Brasil
STF suspende liberação de agrotóxicos sem estudos sobre impactos à saúde e ao meio ambiente
Rede e Psol questionaram portaria do Mapa que liberava o registro tácito de agrotóxicos e afins
O Supremo Tribunal Federal (STF), por unanimidade, concedeu medida cautelar para suspender os efeitos de dispositivos da Portaria 43/2020 do Ministério da Agricultura, Pecuária e Abastecimento (Mapa) que libera o registro tácito de agrotóxicos e afins. A decisão, divulgada hoje (23) no site da Corte, foi tomada na sessão virtual do Plenário concluída no último dia 15, no julgamento das Arguições de Descumprimento de Preceito Fundamental (ADPFs) 656 e 658, ajuizadas respectivamente pelo partido Rede Sustentabilidade e pelo Partido Socialismo e Liberdade (PSOL).

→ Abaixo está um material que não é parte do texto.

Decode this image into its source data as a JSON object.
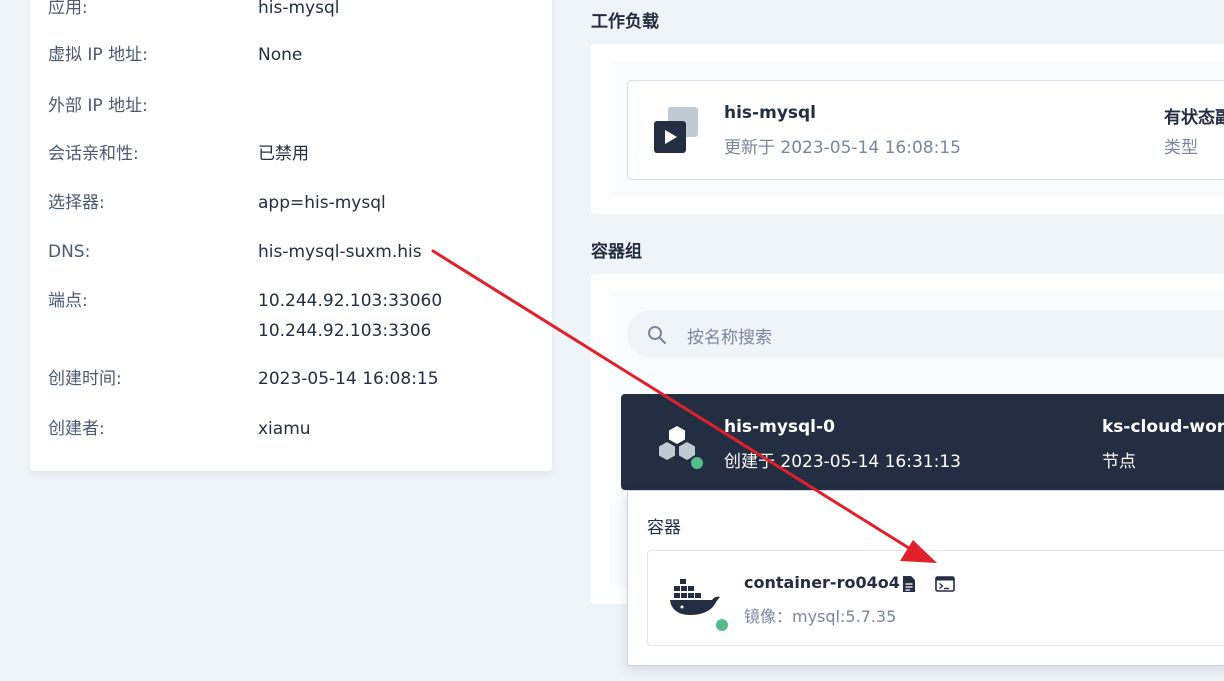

O Plenário acompanhou o voto do relator, ministro Ricardo Lewandowski, no sentido de suspender a eficácia dos itens 64 a 68 da Tabela 1 do artigo 2º da Portaria 43/2020, referente aos prazos para a aprovação tácita de agrotóxicos, com dispensa da análise pelos órgãos competentes de vigilância ambiental e sanitária.
Os dispositivos questionados fixam prazo prazo de 180 dias para a manifestação da autoridade sobre o registro de fertilizante e de 60 dias para aprovação automática. Na ausência de manifestação conclusiva da Secretaria de Defesa Agropecuária sobre a liberação, considera-se que houve aprovação tácita.
Nas ações, os partidos argumentam que a medida incentiva e facilita o acesso e o consumo desses produtos sem a realização de estudos relativos à saúde e ao meio ambiente. Segundo a Rede e o PSOL, o país tem uma legislação segura para a regulação do uso de fertilizantes e agrotóxicos (Lei 7.802/1989 e Decreto 4.074/2002), mas que o Ministério do Meio Ambiente, a pretexto de regulamentar a Lei de Liberdade Econômica (Lei 13.874/2019), relativizou a aplicação das regras, em ofensa aos preceitos constitucionais de proteção à vida, à saúde humana, à função social da propriedade, à compatibilização entre a atividade econômica e a defesa do meio ambiente, entre outros argumentos.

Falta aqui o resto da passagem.